If Spain accelerates the roll-out of ambitious structural reforms, it could receive the first of two or three tranches of a total of €140 billion from the EU recovery fund by the end of the year, experts predict. Over the next three years, half the funds will be allocated in the form of grants, while the rest will be paid in loans.
The bulk of the €26 billion expected this year, and which the Spanish budget for 2021 allows to be advanced via debt, will be invested in environmental and social policies, financial daily Cinco Días reported.
This first tranche, which will soon be distributed among the Spanish regions, shows that the programme “is becoming reality every day” said Spain’s Finance Minister María Jesús Montero.
‘Economy of care’
The main project, which had more than a third of all resources already allocated, was approved by the government this week. It consists of a plan to promote an “economy of care”, which aims to improve care for the elderly and several health policies.

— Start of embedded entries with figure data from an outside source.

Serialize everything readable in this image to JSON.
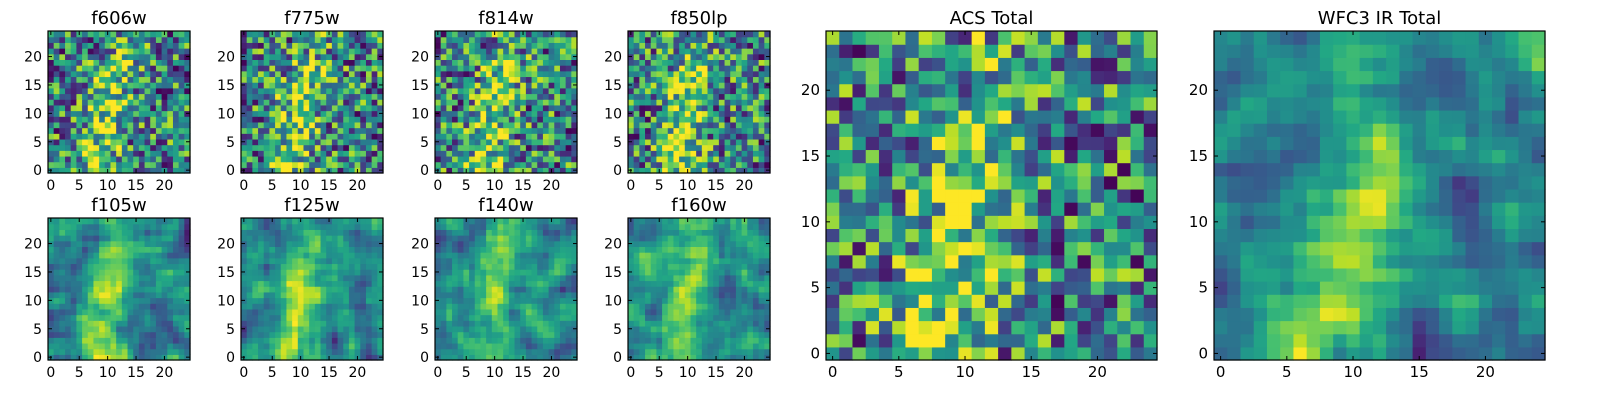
{
  "chart_data": [
    {
      "type": "heatmap",
      "title": "f606w",
      "size": "small",
      "xticks": [
        0,
        5,
        10,
        15,
        20
      ],
      "yticks": [
        0,
        5,
        10,
        15,
        20
      ],
      "xlim": [
        0,
        24
      ],
      "ylim": [
        0,
        24
      ],
      "grid": false,
      "colormap": "viridis",
      "seed": 11
    },
    {
      "type": "heatmap",
      "title": "f775w",
      "size": "small",
      "xticks": [
        0,
        5,
        10,
        15,
        20
      ],
      "yticks": [
        0,
        5,
        10,
        15,
        20
      ],
      "xlim": [
        0,
        24
      ],
      "ylim": [
        0,
        24
      ],
      "grid": false,
      "colormap": "viridis",
      "seed": 23
    },
    {
      "type": "heatmap",
      "title": "f814w",
      "size": "small",
      "xticks": [
        0,
        5,
        10,
        15,
        20
      ],
      "yticks": [
        0,
        5,
        10,
        15,
        20
      ],
      "xlim": [
        0,
        24
      ],
      "ylim": [
        0,
        24
      ],
      "grid": false,
      "colormap": "viridis",
      "seed": 37
    },
    {
      "type": "heatmap",
      "title": "f850lp",
      "size": "small",
      "xticks": [
        0,
        5,
        10,
        15,
        20
      ],
      "yticks": [
        0,
        5,
        10,
        15,
        20
      ],
      "xlim": [
        0,
        24
      ],
      "ylim": [
        0,
        24
      ],
      "grid": false,
      "colormap": "viridis",
      "seed": 41
    },
    {
      "type": "heatmap",
      "title": "f105w",
      "size": "small",
      "xticks": [
        0,
        5,
        10,
        15,
        20
      ],
      "yticks": [
        0,
        5,
        10,
        15,
        20
      ],
      "xlim": [
        0,
        24
      ],
      "ylim": [
        0,
        24
      ],
      "grid": false,
      "colormap": "viridis",
      "seed": 53
    },
    {
      "type": "heatmap",
      "title": "f125w",
      "size": "small",
      "xticks": [
        0,
        5,
        10,
        15,
        20
      ],
      "yticks": [
        0,
        5,
        10,
        15,
        20
      ],
      "xlim": [
        0,
        24
      ],
      "ylim": [
        0,
        24
      ],
      "grid": false,
      "colormap": "viridis",
      "seed": 67
    },
    {
      "type": "heatmap",
      "title": "f140w",
      "size": "small",
      "xticks": [
        0,
        5,
        10,
        15,
        20
      ],
      "yticks": [
        0,
        5,
        10,
        15,
        20
      ],
      "xlim": [
        0,
        24
      ],
      "ylim": [
        0,
        24
      ],
      "grid": false,
      "colormap": "viridis",
      "seed": 79
    },
    {
      "type": "heatmap",
      "title": "f160w",
      "size": "small",
      "xticks": [
        0,
        5,
        10,
        15,
        20
      ],
      "yticks": [
        0,
        5,
        10,
        15,
        20
      ],
      "xlim": [
        0,
        24
      ],
      "ylim": [
        0,
        24
      ],
      "grid": false,
      "colormap": "viridis",
      "seed": 83
    },
    {
      "type": "heatmap",
      "title": "ACS Total",
      "size": "large",
      "xticks": [
        0,
        5,
        10,
        15,
        20
      ],
      "yticks": [
        0,
        5,
        10,
        15,
        20
      ],
      "xlim": [
        0,
        24
      ],
      "ylim": [
        0,
        24
      ],
      "grid": false,
      "colormap": "viridis",
      "seed": 97
    },
    {
      "type": "heatmap",
      "title": "WFC3 IR Total",
      "size": "large",
      "xticks": [
        0,
        5,
        10,
        15,
        20
      ],
      "yticks": [
        0,
        5,
        10,
        15,
        20
      ],
      "xlim": [
        0,
        24
      ],
      "ylim": [
        0,
        24
      ],
      "grid": false,
      "colormap": "viridis",
      "seed": 101
    }
  ],
  "colors": {
    "viridis_dark": "#440154",
    "viridis_mid_dark": "#3b528b",
    "viridis_mid": "#21918c",
    "viridis_mid_light": "#5ec962",
    "viridis_light": "#fde725",
    "axis": "#000000",
    "background": "#ffffff"
  }
}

The plan, which has a budget of €730 million, has three pillars.
Under the first pillar, €482 million will be dedicated to providing better home care, while €216 million will go towards improving social services and child protection and €31 million towards eliminating access barriers in public administrations, Spain’s Social Rights Minister Ione Belarra told Spanish media.
The country’s ecological transition ministry has already allocated €576 million to cover regional environmental plans and another €400 million were allocated to the Moves III programme aimed at promoting electric vehicles.

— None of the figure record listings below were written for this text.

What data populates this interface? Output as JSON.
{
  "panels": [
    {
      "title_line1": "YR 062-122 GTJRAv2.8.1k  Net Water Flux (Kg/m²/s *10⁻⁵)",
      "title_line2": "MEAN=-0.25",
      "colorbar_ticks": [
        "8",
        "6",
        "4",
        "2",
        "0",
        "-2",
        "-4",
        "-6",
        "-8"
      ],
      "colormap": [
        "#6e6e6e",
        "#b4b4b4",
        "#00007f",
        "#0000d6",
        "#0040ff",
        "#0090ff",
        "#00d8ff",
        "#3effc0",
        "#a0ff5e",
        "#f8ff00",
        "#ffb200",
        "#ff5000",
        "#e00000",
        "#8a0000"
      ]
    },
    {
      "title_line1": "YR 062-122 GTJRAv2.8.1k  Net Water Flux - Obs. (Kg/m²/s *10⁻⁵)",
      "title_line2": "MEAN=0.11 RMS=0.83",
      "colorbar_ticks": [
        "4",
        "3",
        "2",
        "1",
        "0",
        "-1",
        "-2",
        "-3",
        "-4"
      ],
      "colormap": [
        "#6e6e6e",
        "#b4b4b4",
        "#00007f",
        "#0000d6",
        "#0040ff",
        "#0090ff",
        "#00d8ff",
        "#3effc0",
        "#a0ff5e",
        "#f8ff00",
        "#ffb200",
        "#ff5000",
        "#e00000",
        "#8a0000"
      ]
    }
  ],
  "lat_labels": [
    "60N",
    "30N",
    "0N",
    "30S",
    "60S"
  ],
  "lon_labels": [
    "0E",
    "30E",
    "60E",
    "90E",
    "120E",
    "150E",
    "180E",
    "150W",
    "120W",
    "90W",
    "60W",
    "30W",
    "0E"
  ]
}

Quid pro quo: conditionality for money
Spain’s socialist-leftist government of PSOE and Unidas Podemos has mobilised the funds after it had advanced them in the Spanish annual budget, although EU money will not arrive until the second half of this year.
A first tranche of €9 billion could be disbursed after the formal approval of the plan.
From the moment the Spanish recovery plan is received in Brussels – which is likely to happen next week – the European Commission will have two months to validate it, after which the EU Council will have another month.
Madrid is confident it will receive the Commission’s green light by July.
A further €16 billion tranche is expected before the end of the year. The rest, which amounts to €70 billion in subsidies, could be paid every six months depending on the fulfillment of the plan’s objectives. This includes tax and pension reform, as well as the digitalisation of the economy with the aim of making Spain more resilient to new crises.